Più recente è la teoria che vede la prima datazione certa dei Trabocchi fissata circa mille anni fa. Il riferimento è a Padre Stefano Tiraboschi (Ordine Celestiniano), che narrando del soggiorno di Pietro da Morrone presso il Monastero di San Giovanni in Venere fece riferimento all'apprezzamento di quest'ultimo per il "paesaggio puntellato di Trabocchi". Soggiorno in Abruzzo avvenuto tra il 1240 e il 1243.

Leggende e ipotesi che proseguono con altre teorie sull'origine dei Trabocchi. Secondo alcuni intorno al 1620 alcune famiglie francesi si trasferirono in zona fuggendo dal terremoto che sconvolse San Severo di Foggia. Dal loro insediamento nel chietino parrebbe siano nati i primi trabocchi.

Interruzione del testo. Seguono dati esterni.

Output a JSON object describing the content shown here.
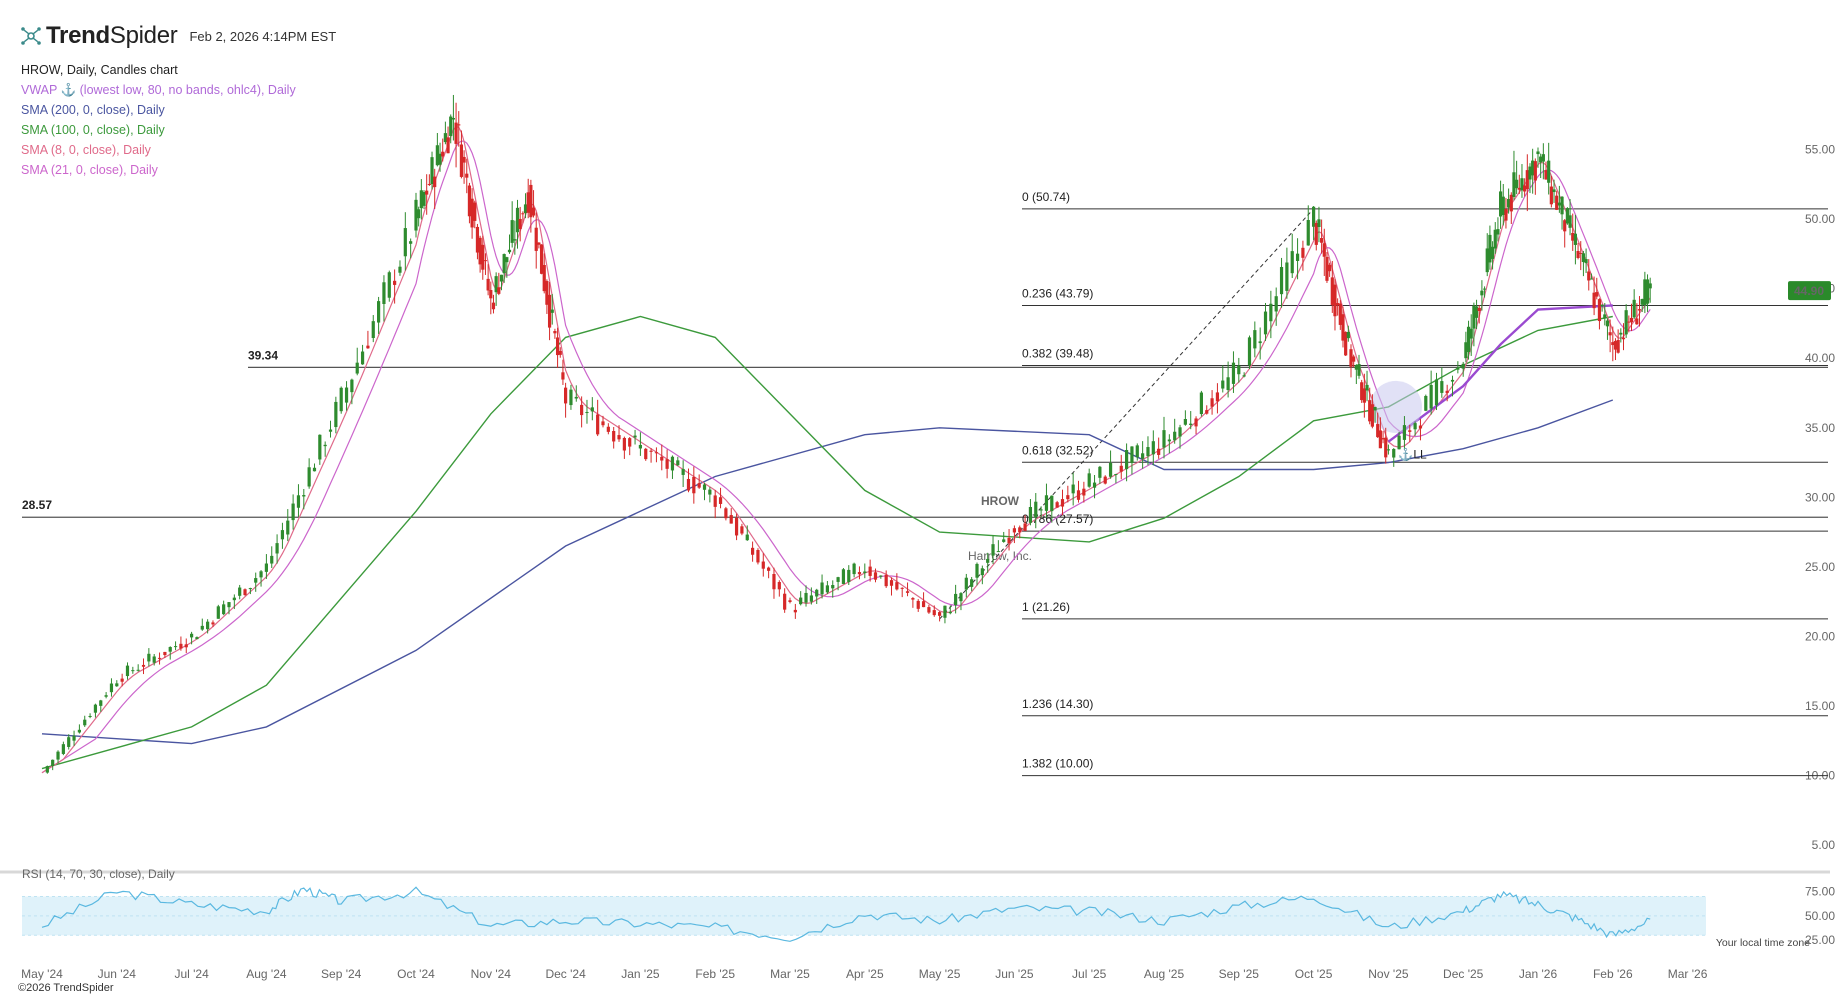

Si arriva invece fino al 1700 con un'ulteriore possibile origine. In questo caso si parla di un'opera di disboscamento della costa per fare spazio alle coltivazioni. Dal legno recuperato sarebbero nati i Trabocchi, sfruttati per la messa in atto di tecniche di pesca che non prevedessero i rischi dell'uscire in barca. Si dice che venne utilizzata per l'occasione molta manovalanza dalmata, il cui gruppo più numeroso portava il cognome Vrì. Tale famiglia avrebbe poi modificato il cognome in Verì, ad oggi considerata la più antica tra quelle dei "traboccanti".

L'origine del nome

L'incertezza in merito alle origini dei Trabocchi non poteva che ripercuotersi anche sul nome. Riconducibile alla forma dialettale "Travocche", si ritiene possa originare dal termine latino "trabs" ("legno", "trave"). Una diversa ipotesi riconduce la parola trabocco una derivazione di "trabocchetto", con riferimento al tranello teso ai pesci con la rete adagiata sul fondo.

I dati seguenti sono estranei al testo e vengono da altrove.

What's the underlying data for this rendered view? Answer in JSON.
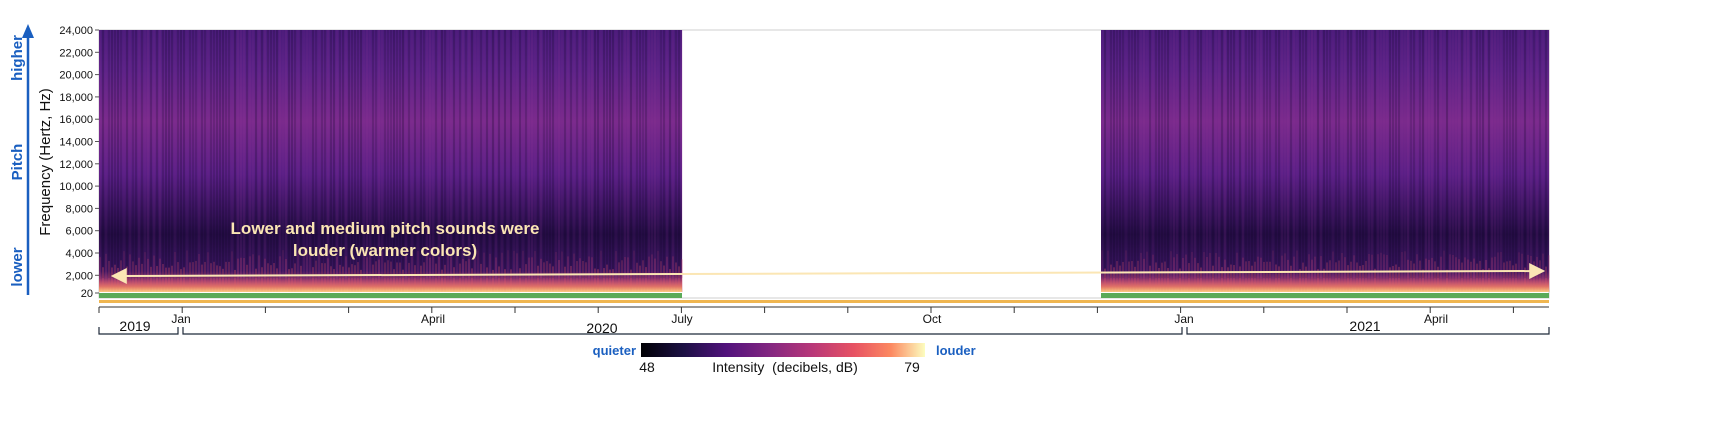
{
  "chart_data": {
    "type": "heatmap",
    "ylabel": "Frequency (Hertz, Hz)",
    "y_ticks": [
      "24,000",
      "22,000",
      "20,000",
      "18,000",
      "16,000",
      "14,000",
      "12,000",
      "10,000",
      "8,000",
      "6,000",
      "4,000",
      "2,000",
      "20"
    ],
    "ylim": [
      20,
      24000
    ],
    "pitch_axis": {
      "title": "Pitch",
      "high": "higher",
      "low": "lower"
    },
    "annotation": [
      "Lower and medium pitch sounds were",
      "louder (warmer colors)"
    ],
    "x_months": [
      "Jan",
      "April",
      "July",
      "Oct",
      "Jan",
      "April"
    ],
    "x_years": [
      "2019",
      "2020",
      "2021"
    ],
    "recording_periods": [
      {
        "start": "2019-10",
        "end": "2020-07",
        "recorded": true
      },
      {
        "start": "2020-07",
        "end": "2020-12",
        "recorded": false
      },
      {
        "start": "2020-12",
        "end": "2021-06",
        "recorded": true
      }
    ],
    "colorbar": {
      "min": 48,
      "max": 79,
      "label": "Intensity  (decibels, dB)",
      "low_word": "quieter",
      "high_word": "louder",
      "colormap": "magma"
    },
    "grid": false
  },
  "colors": {
    "pitch_blue": "#1a5fc0",
    "annotation": "#fbe6b4",
    "status_green": "#5aaa58",
    "status_orange": "#f0b650"
  }
}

Un'altra teoria ne vede l'origine nel termine "trabicolo". Ciò in virtù del fatto che l'argano di cui è dotato il trabocco somiglierebbe a tale strumento, utilizzato nella molitura dell'olio.

D'Annunzio e i Trabocchi

Anche Gabriele D'Annunzio rimase profondamente affascinato dalla Costa dei Trabocchi, tanto da risiedervi per un certo periodo con quello è forse stato il suo più grande amore: Barbara Leoni. Tracce di queste costruzioni si trovano anche in una delle opere del poeta pescarese, "Il Trionfo della Morte", nella quale descrive queste "macchine pescatorie" come fossero "dotate di vita propria".

I Trabocchi oggi

Ad oggi diversi Trabocchi sono andati perduti, a causa soprattutto della scarsa manutenzione e del maltempo. In altri casi sono stati fortunatamente conservati, arrivando quasi intatti ai giorni nostri. Non è raro nella Costa dei Trabocchi poter mangiare in uno dei ristoranti realizzati all'interno di queste costruzioni. Nelle giornate "buone" è possibile anche pranzare o cenare con il pescato raccolto dagli stessi traboccanti. Con la possibilità di perdersi, allo stesso tempo, nello splendido mare abruzzese: con gli occhi, con il profumo e con il cuore.